VIDEO: UOWD’s new campus in Dubai’s Knowledge Park now open
Spread across an area of 1.9ha, UOWD’s facility, which features six floors, is referred to as the ‘Campus of the Future’
Work on University of Wollongong in Dubai’s (UOWD) new campus in Knowledge Park is complete, with the facility having opened and set to welcome students from September 2020.
Spread across an area of 1.9ha, UOWD’s facility, which features six floors, is referred to as the ‘Campus of the Future’. The campus will support the anticipated surge in international students as the world adopts a more globalised approach to higher education.
UK-headquartered contractor ISG had won a fit-out contract for the new campus in October 2019. The building's interiors have been designed by Woods Bagot and project management services are being delivered by Abu Dhabi-based consultancy Alexander Mac.
The campus features a modern architectural design that combines traditional and innovative learning spaces. Facilities within the campus include, learning and meeting rooms, small classrooms that can accommodate up to 40 students, large classrooms for up to 80 students, an exhibition space, a recruitment lounge, a student lounge, an ultramodern auditorium, and a café.

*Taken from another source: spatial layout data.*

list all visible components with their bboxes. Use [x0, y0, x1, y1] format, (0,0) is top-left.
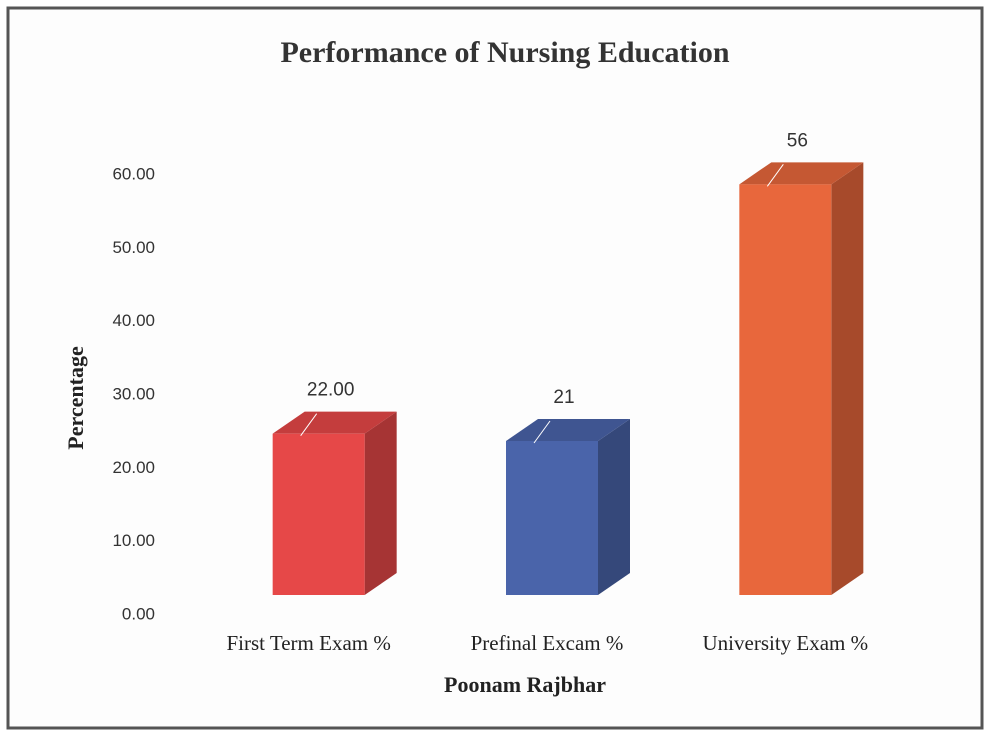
bar-top [506, 419, 630, 441]
bar [506, 441, 598, 595]
y-axis-title: Percentage [63, 346, 88, 450]
x-tick-label: First Term Exam % [226, 631, 390, 655]
x-tick-label: Prefinal Excam % [471, 631, 624, 655]
bar-top [272, 411, 397, 434]
leader-line [766, 164, 784, 187]
x-axis-title: Poonam Rajbhar [444, 672, 606, 697]
y-tick-label: 30.00 [112, 384, 155, 403]
bar-side [364, 411, 397, 595]
y-tick-label: 50.00 [112, 238, 155, 257]
chart-title: Performance of Nursing Education [280, 36, 729, 69]
value-label: 21 [553, 387, 574, 408]
bar-side [831, 162, 864, 596]
y-tick-label: 40.00 [112, 311, 155, 330]
x-tick-label: University Exam % [703, 631, 869, 655]
bar-top [739, 162, 864, 185]
y-tick-label: 20.00 [112, 458, 155, 477]
y-tick-label: 60.00 [112, 164, 155, 183]
y-tick-label: 10.00 [112, 531, 155, 550]
value-label: 22.00 [307, 380, 355, 401]
y-tick-label: 0.00 [122, 604, 155, 623]
bar [739, 184, 832, 596]
value-label: 56 [787, 130, 808, 151]
bar [272, 433, 365, 595]
leader-line [533, 420, 551, 444]
leader-line [300, 413, 318, 436]
bar-side [598, 419, 630, 595]
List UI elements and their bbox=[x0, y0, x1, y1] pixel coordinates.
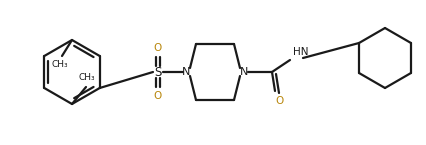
Text: HN: HN bbox=[292, 47, 308, 57]
Text: CH₃: CH₃ bbox=[78, 73, 95, 82]
Text: S: S bbox=[154, 66, 161, 78]
Text: O: O bbox=[153, 43, 162, 53]
Text: CH₃: CH₃ bbox=[52, 60, 68, 69]
Text: O: O bbox=[153, 91, 162, 101]
Text: O: O bbox=[275, 96, 283, 106]
Text: N: N bbox=[181, 67, 190, 77]
Text: N: N bbox=[239, 67, 248, 77]
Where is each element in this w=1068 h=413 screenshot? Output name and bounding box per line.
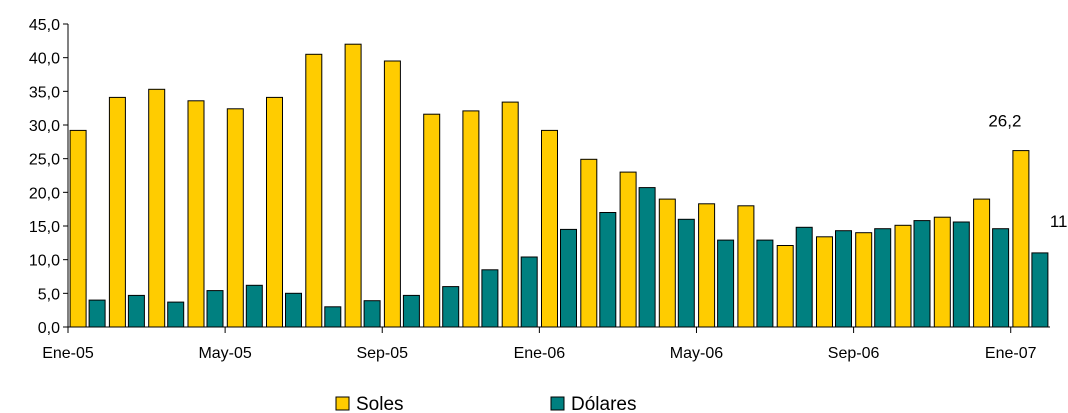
bar-dolares (520, 256, 538, 328)
bar-dolares (952, 221, 970, 328)
bar-dolares (835, 230, 852, 328)
bar-soles (462, 110, 480, 328)
y-tick-label: 5,0 (38, 286, 60, 303)
x-tick-label: Sep-06 (828, 345, 880, 362)
bar-soles (344, 43, 362, 328)
bar-soles (423, 113, 441, 328)
bar-soles (658, 198, 676, 328)
bar-dolares (402, 294, 420, 328)
bar-dolares (599, 212, 617, 328)
x-tick-label: Ene-06 (514, 345, 566, 362)
legend-swatch-dolares (550, 396, 565, 411)
bar-soles (619, 171, 637, 328)
data-label: 11,0 (1050, 212, 1068, 231)
bar-soles (933, 216, 951, 328)
y-tick-label: 40,0 (29, 51, 60, 68)
bar-dolares (285, 292, 302, 328)
bar-dolares (992, 228, 1010, 328)
bar-soles (737, 205, 755, 328)
bar-soles (1012, 150, 1030, 328)
bar-soles (226, 108, 244, 328)
bar-soles (266, 96, 283, 328)
bar-soles (501, 101, 519, 328)
bars-layer (69, 43, 1049, 328)
legend: Soles Dólares (335, 394, 636, 413)
bar-dolares (1031, 252, 1049, 328)
y-tick-label: 30,0 (29, 118, 60, 135)
bar-soles (580, 158, 598, 328)
x-tick-label: Ene-07 (985, 345, 1037, 362)
bar-dolares (638, 187, 656, 328)
bar-dolares (206, 290, 224, 328)
bar-dolares (795, 226, 813, 328)
bar-soles (894, 224, 912, 328)
bar-dolares (88, 299, 106, 328)
bar-soles (148, 88, 166, 328)
bar-dolares (717, 239, 735, 328)
bar-dolares (127, 294, 145, 328)
bar-soles (698, 203, 716, 328)
y-tick-label: 35,0 (29, 84, 60, 101)
bar-dolares (677, 218, 695, 328)
bar-soles (108, 96, 126, 328)
bar-dolares (442, 286, 460, 328)
bar-soles (187, 100, 205, 328)
bar-soles (816, 236, 833, 328)
y-tick-label: 45,0 (29, 17, 60, 34)
x-tick-label: May-05 (198, 345, 251, 362)
bar-soles (69, 129, 87, 328)
bar-dolares (913, 220, 931, 328)
bar-dolares (560, 228, 577, 328)
y-tick-label: 0,0 (38, 320, 60, 337)
bar-dolares (245, 284, 263, 328)
bar-soles (855, 232, 873, 328)
legend-label-soles: Soles (356, 394, 404, 413)
x-tick-label: May-06 (670, 345, 723, 362)
bar-soles (305, 53, 323, 328)
legend-swatch-soles (335, 396, 350, 411)
bar-dolares (363, 300, 381, 328)
bar-soles (541, 129, 558, 328)
axes-layer (63, 23, 1050, 333)
bar-soles (383, 60, 401, 328)
y-tick-label: 15,0 (29, 219, 60, 236)
bar-soles (776, 245, 794, 328)
legend-label-dolares: Dólares (571, 394, 636, 413)
labels-layer: 0,0 5,0 10,0 15,0 20,0 25,0 30,0 35,0 40,0 45,0 En… (29, 17, 1068, 362)
bar-dolares (167, 301, 185, 328)
bar-dolares (756, 239, 774, 328)
data-label: 26,2 (988, 112, 1021, 131)
bar-dolares (874, 228, 892, 328)
y-tick-label: 25,0 (29, 152, 60, 169)
y-tick-label: 20,0 (29, 185, 60, 202)
bar-dolares (324, 306, 342, 328)
y-tick-label: 10,0 (29, 253, 60, 270)
bar-dolares (481, 269, 499, 328)
x-tick-label: Sep-05 (356, 345, 408, 362)
x-tick-label: Ene-05 (42, 345, 94, 362)
bar-soles (973, 198, 991, 328)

The premises also houses laboratories specialising in chemistry, thermodynamics, manufacturing, physics, robotics, media and communications, cybersecurity, networking as well as gaming.
Speaking about the new campus’ opening, Prof. Mohamed Salem, president of UOWD, said: “Our new campus embodies UOWD’s commitment to offering students the most advanced learning journey in the region, and reflects our passion for innovation in the field of higher education.
“As the world shifts towards blended learning and the digitalisation of the conventional education model, the launch of our new campus is particularly timely — incorporating traditional and modern teaching elements that are critical for today’s students to excel.”
The centre of the campus is home to UOWD library that features collaborative learning spaces, traditional reading and study zones, meeting rooms of varied sizes, and a student lounge designed as a casual learning space.
Meanwhile, the central atrium takes inspiration from Australia’s veranda settings. It branches out through corridors into pockets of informal learning spaces.
In addition, buildings on the new campus feature large, open windows, filling the premises with natural light.